А утром следующего дня к ним в дверь позвонили. Ренат по армейской привычке вставал очень рано, а его мама еще спала. Он не хотел ее будить, поэтому на цыпочках быстро подошел к двери:
– Кто там?
– Это почтальон, – послышался звонкий голос. – Вам заказное письмо.
Ренат открыл дверь.
– Вот, распишитесь в получении, – пухленькая женщина со смеющимися глазами протянула Ренату листочек бумаги. – Целых полтора года к вам шло. Видите, сколько тут уже штемпелей о пересылке?
– Откуда оно? – удивился Ренат.
– Из Афганистана, – лицо почтальонши стало на секунду серьезней. – Расписывайтесь скорее, а то мне еще два дома обойти до обеда.
Ренат поставил закорючку напротив своей фамилии, а веселая почтальонша побежала к лифту.

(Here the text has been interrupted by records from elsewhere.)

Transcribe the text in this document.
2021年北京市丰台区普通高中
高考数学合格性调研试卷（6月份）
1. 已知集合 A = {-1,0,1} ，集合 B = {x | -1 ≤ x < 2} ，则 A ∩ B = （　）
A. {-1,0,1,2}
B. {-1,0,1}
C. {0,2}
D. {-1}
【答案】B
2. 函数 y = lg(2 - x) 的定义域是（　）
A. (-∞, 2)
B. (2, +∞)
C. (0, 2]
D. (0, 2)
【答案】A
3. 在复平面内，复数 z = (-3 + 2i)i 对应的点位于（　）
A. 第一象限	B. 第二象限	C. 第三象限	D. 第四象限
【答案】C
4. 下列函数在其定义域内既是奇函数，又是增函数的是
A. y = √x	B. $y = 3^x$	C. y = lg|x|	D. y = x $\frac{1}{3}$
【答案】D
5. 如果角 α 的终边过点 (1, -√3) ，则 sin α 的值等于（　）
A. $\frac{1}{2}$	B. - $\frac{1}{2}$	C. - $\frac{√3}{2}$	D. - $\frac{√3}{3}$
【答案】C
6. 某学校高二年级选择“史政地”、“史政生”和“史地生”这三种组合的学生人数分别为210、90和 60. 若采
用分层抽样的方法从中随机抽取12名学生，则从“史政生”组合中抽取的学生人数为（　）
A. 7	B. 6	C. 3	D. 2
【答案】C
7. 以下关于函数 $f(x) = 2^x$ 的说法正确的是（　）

Адрес на потрепанном конверте был написан не очень ровными латинскими буквами. Ренат не знал, что ему делать – ведь письмо было адресовано его матери, и он вначале не решался его вскрывать.

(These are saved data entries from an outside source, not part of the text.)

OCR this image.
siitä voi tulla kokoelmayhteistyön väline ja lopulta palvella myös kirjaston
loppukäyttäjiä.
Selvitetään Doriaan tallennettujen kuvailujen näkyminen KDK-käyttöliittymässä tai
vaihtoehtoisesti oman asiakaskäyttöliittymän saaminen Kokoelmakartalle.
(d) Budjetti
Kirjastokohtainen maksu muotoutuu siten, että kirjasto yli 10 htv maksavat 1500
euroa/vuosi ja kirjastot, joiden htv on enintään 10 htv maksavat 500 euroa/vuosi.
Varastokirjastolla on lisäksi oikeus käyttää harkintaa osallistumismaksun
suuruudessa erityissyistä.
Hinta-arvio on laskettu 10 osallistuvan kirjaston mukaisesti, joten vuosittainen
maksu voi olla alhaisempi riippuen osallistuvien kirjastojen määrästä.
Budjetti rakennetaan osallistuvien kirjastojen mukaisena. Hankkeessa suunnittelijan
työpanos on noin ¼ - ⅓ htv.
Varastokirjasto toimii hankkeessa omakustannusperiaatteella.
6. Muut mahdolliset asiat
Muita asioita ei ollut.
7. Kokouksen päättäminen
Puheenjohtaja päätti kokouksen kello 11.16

«А если там что-то такое, что просто убьет ее?» – думал он.
Парень пошел на кухню, аккуратно вскрыл столовым ножом странный пожелтевший от времени конверт и начал читать:
«Дорогая, я жив, но я умер, потому что даже не знаю, где я и что будет со мной. Но главное, я не знаю, родила ли ты нашего ребенка. Прежнего меня больше нет. Прости меня за это и, пожалуйста, будь счастлива».
Под текстом стояла дата – «Сентябрь 1991 г.».
* * *
Была ранняя весна, и Мустафе-Шурави казалось, что он слышит, как звенят ручьи в горах. Весь перебинтованный, он лежал на своей кровати в глинобитном доме.
– Абу-Бакр, что со мной произошло? – спросил полевой командир.
Он чувствовал, что руки и ноги его плохо слушались, а голова сильно кружилась. Командир попытался подняться, но ничего у него не получилось.
– Сюда пришли люди с севера, – начал рассказывать телохранитель, – мы созвали ополчение. Был бой. Страшный бой. Они стали отступать, и один из них выстрелил из гранатомета. Хотел достать тебя.
– И что дальше?
– Не достал.
– И они ушли?
– Разбежались, как крысы, – ухмыльнулся Абу-Бакр. – Больше мы здесь никого из них не видели. А ты уже третью неделю лежишь.
– Хорошо. Абу-Бакр, возьми мой рюкзак и подай мне.
Телохранитель сделал то, о чем попросил командир. Мустафа-Шурави смог сам открыть рюкзак и достать шкатулку. Однако вставить ключ у него никак не получалось.
– Открой, – попросил он телохранителя.
Абу-Бакр уверенным движением отомкнул шкатулку – Мустафа-Шурави быстро окинул взглядом ее содержимое.
– Абу-Бакр, скажи, ее никто не открывал, пока я тут лежал?
– Открывал.
– Кто?
– Я, командир, – сознался телохранитель.
– Ты?
– Да, командир. Ты сам меня просил ее открыть. Ты ищешь желтый конверт?
– Да! – чуть ли не прокричал Мустафа-Шурави.
– Я его передал старику Хайрулле, чтобы в Джелалабаде, куда он направлялся, отослал его, как ты сам и просил.
– Когда я тебя просил?!
– Когда мы думали, что ты умираешь, – Абу-Бакр поправил плед, которым был укрыт раненый командир.
Благодаря лошадям «джинна» Батяня и капитан Столяров благополучно добрались до южного склона горы с раздвоенной вершиной – это была условленная точка их встречи с сербами. Однако ни Даринки, ни Милоша там, естественно, не было.
– Теперь вот торчи здесь, в этих горах, жди – придут, не придут, – проворчал Столяров.